The majority of the organizations are leveraging the power of the cloud to accelerate their business and transform for the future. Microsoft Azure has been the frontrunner when it comes to PaaS (Platform as a Service) and has been honoring a decade-long commitment in order to let the developers get access to world-class tools and services.
Azure Functions has been elementary in offering a serverless computing experience for application development and rapid scale up. Microsoft has today announced the general availability of Azure Functions the preview for which was released in March 2016.
Azure Functions
Functions now support C#, JavaScript is generally available while F#, Powershell, PHP, Python and Bash are still in preview. Azure Functions is being built in the open with GitHub community the team has accordingly gathered feedback from the customers and improvised accordingly. Unlike other Enterprise solutions, the Microsoft Azure Functions seems to be in constant dialogue with the customers in order to improve its offerings.

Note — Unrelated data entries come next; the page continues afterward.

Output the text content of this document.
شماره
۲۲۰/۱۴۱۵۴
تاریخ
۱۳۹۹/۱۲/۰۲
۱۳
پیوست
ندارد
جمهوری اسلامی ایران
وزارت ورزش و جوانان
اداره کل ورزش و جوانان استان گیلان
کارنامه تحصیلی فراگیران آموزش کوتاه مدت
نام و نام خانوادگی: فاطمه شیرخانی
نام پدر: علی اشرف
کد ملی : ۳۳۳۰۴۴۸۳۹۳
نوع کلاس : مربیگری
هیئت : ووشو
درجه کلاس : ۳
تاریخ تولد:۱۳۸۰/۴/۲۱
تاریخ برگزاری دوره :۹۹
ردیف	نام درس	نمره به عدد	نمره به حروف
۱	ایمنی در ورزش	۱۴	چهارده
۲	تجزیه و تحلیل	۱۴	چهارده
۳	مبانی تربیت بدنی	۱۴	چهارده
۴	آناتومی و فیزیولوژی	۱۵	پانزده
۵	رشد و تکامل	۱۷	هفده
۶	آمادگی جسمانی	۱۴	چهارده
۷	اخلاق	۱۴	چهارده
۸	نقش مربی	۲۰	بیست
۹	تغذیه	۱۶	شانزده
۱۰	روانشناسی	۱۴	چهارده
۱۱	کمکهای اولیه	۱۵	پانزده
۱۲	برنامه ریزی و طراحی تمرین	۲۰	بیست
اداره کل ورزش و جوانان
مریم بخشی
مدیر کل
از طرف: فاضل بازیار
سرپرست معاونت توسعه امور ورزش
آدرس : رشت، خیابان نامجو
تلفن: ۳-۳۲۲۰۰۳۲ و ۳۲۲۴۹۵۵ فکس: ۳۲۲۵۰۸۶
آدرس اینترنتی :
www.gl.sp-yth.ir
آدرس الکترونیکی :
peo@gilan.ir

Tooling Support comes integrated
Azure Functions supports creating, running and debugging Functions locally on Windows. The service integrates with Visual Studio Code when it comes to JavaScript Functions on NodeJS. The caveat, however, is that the CLI currently works only on Windows with impending support for Mac and Linux. Also, Azure Functions will soon be adding support for Visual Studio 2015 tooling.
Creating bindings for other services is now easy and just takes a few clicks. Azure services including Blob Storage, Event Hub, Service Bus, Storage Tables and other external services like OneDrive and DropBox are supported as well. Azure Storage is capable of triggering a function when a new file is uploaded thus leading to lesser efforts from the developer’s end.
Azure Functions charges the users for the resources used by billing them on the time basis and the memory consumed. Also, Azure Functions includes a free grant of 400,000 GB-s. Scaling up and down is also pretty easy since Azure Functions charges only for the resources used and one can also set a daily spending cap in order to prevent runaway functions.